What is Medicare Part D?
Medicare Part D helps individuals cover the costs of prescription drugs. The program was created under President George W Bush’s administration and it allows enrollees to purchase supplemental drug coverage from private insurance carriers called “Part D sponsors.”
Enrollees can choose between two types of plans: stand alone prescription drug plans and pharmacy benefit managers that manage multiple prescriptions. Standalone plans typically offer low out-of-pocket expenses compared to PBMs. But they usually require higher premiums and co-pays.
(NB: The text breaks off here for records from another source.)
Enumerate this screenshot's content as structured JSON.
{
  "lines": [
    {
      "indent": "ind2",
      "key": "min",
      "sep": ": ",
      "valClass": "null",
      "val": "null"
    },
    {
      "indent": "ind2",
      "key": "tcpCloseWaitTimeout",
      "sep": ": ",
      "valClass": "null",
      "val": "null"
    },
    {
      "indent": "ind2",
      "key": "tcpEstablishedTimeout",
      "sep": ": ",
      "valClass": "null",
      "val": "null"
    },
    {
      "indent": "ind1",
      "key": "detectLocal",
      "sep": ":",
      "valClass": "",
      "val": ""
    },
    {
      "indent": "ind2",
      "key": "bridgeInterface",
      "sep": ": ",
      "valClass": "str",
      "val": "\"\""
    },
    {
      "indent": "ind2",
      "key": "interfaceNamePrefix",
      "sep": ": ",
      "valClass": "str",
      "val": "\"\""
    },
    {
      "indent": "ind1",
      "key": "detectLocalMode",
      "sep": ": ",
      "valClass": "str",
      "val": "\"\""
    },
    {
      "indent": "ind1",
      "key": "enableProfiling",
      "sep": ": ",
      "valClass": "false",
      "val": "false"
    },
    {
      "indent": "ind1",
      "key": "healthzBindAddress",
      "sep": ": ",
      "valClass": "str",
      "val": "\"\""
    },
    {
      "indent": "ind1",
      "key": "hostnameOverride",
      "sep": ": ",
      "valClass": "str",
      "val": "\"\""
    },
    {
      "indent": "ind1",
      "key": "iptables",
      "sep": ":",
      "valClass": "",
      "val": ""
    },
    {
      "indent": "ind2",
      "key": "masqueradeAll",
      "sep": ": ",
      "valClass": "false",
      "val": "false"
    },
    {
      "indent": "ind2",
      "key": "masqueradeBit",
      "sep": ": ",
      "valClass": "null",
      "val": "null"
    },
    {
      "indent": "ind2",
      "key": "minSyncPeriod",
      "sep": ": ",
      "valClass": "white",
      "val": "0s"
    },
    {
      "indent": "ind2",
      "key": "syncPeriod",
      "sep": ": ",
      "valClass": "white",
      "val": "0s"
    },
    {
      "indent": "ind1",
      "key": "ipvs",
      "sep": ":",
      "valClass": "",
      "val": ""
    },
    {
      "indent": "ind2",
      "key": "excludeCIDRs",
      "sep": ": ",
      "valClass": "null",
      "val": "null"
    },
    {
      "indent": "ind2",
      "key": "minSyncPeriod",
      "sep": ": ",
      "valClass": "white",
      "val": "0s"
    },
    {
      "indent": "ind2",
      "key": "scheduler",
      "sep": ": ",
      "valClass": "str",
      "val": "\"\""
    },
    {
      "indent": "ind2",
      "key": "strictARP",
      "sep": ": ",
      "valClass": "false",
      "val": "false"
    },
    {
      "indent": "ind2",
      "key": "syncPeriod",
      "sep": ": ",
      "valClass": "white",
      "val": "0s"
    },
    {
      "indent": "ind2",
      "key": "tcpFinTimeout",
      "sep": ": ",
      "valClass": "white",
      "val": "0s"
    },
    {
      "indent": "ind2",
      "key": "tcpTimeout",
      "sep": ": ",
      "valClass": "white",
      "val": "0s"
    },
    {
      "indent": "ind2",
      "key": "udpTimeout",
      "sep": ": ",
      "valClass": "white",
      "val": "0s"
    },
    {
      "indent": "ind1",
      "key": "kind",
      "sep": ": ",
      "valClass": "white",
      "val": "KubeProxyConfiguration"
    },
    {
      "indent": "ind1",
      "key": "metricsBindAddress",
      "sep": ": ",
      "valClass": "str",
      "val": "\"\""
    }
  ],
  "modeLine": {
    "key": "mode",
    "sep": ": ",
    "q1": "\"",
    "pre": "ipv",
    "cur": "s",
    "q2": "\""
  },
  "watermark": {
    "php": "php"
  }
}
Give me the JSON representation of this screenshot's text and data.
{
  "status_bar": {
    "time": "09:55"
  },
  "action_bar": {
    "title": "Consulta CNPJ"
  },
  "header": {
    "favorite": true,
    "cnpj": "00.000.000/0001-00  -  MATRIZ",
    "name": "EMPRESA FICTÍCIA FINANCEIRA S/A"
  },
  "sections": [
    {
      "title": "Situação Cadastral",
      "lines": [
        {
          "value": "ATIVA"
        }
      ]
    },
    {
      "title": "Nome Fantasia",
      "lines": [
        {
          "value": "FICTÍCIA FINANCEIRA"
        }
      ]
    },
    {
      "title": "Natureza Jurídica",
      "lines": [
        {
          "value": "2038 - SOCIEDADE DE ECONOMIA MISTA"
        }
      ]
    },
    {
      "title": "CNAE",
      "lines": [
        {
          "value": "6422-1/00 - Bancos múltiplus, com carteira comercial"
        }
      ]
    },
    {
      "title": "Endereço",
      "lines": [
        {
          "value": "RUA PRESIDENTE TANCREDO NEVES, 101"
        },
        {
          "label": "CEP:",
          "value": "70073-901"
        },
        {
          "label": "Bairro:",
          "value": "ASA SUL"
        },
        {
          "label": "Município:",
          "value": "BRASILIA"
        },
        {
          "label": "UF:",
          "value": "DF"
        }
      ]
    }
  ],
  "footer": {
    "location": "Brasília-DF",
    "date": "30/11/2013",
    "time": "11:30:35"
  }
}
The premium for Part D coverage averages around $33/month, although it can be higher depending on your income. And like Part B, if you don’t sign up when you first become eligible, you will most likely end up paying a penalty on top of your premium.
What is Medigap?
Medigap Supplement Insurance policies provide supplemental medical protection against high deductibles and other uncovered charges. Medigap doesn’t cover prescription drugs, dental, hearing aids, vision, long-term or private nursing care. They’re sold privately by insurance agents who work directly with Medicare enrollees.
In order to purchase a Medigap plan, you must be enrolled in Medicare Part A and Part B. If you have Medicare Advantage, you can’t buy a Medigap plan. You much choose one or the other.
What Isn’t Covered By Medicare?
There are some things not covered under Medicare, most notably, long-term care (or custodial care). Medicaid does cover long-term care but this is only available to those with very low income and little to no savings.
Other items that are commonly not covered include:
- Dental care
- Dentures
- Hearing aids
- Overseas medical care
If you want these items covered, you might consider buying supplemental policies from Medigap providers.
As Medicare.gov notes, generally speaking, Medicare coverage depends on three primary factors:
- Federal and state laws
- National coverage decisions made by Medicare about whether something is covered
- Local coverage decisions made by companies in each state that process claims for Medicare
How to Find Out if Medicare Covers a Need
There are two primary ways you can find out if Medicare covers something you need. First, you can ask your doctor or other health provider if the service or supply you need is covered. Even if it is normally covered, your doctor may tell you that they don’t think it will be covered in your situation. If so, you will have to read and sign a notice that tells you that you may have to buy the service yourself.
The other way is to visit the coverage section of the Medicare website and see whether something is covered.